Legend Homes, the industry's 131st-largest builder in closings last year, will restructure its operations and balance sheet under protection of Chapter 11 of the U.S. Bankruptcy Code. The Portland, Ore.-based builder and its parent company, Matrix Development, filed bankruptcy on June 10 to safeguard its home building business and the land assets whose values had dropped below the value of the loans borrowed to purchase them.
In its filing with U.S. Bankruptcy Court in Oregon, Legend stated it had between 299 and 500 creditors, and between $100 million and $500 million of assets and liabilities. Its largest trade creditor is the pro dealer Parr Lumber, to which it owes $214,124.
Its largest bank creditor is Key Bank, from which Legend borrowed $22.3 million, nearly $13 million of which is secured by company assets. Other bank lenders include Bank of America ($16.2 million, of which $9.8 million in secured), and Columbia River Bank ($16.6 million, of which $11.6 million is secured).
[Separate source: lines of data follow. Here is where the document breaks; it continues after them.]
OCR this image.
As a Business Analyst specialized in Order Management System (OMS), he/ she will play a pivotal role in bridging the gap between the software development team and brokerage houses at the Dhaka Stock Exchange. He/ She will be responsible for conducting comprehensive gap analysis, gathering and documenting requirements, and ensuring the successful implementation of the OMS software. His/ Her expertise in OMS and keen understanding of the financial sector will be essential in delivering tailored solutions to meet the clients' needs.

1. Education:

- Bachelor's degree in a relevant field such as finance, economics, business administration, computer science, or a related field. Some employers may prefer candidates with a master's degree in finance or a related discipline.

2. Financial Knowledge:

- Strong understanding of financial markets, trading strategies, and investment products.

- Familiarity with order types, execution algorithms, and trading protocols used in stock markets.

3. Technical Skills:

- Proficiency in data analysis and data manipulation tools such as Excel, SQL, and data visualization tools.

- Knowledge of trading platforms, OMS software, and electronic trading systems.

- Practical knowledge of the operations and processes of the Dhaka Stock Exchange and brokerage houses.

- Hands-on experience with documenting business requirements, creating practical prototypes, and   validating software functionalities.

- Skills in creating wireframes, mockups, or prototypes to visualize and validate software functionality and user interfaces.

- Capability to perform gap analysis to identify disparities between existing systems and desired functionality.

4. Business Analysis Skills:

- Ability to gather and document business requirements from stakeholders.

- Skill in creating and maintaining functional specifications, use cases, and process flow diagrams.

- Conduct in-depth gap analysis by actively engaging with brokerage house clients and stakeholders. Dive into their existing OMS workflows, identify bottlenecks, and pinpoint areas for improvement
Legend's CEO, David Oringdulph, told The Oregonian that a decline in the value of land his company purchased during boom times in Oregon, Washington, and southern California precipitated Legend's bankruptcy filing.
However, land values apparently aren't Legend's only problem, as it faces a $7.1 million construction defect lawsuit filed by the homeowners association in one of its communities in Oregon. The builder also has a $15.9 million loan with M&T Mortgage, nearly all of which is unsecured.
In a prepared statement, Legend said that it had "secured the services of specialists" to come up with a plan for continuing the company's operations while resolving its land debt. The company did not identify the names of those specialists, and BUILDER was unable reach Jim Chapman, Legend's president, at press time. Chapman is handling all press inquiries for the builder.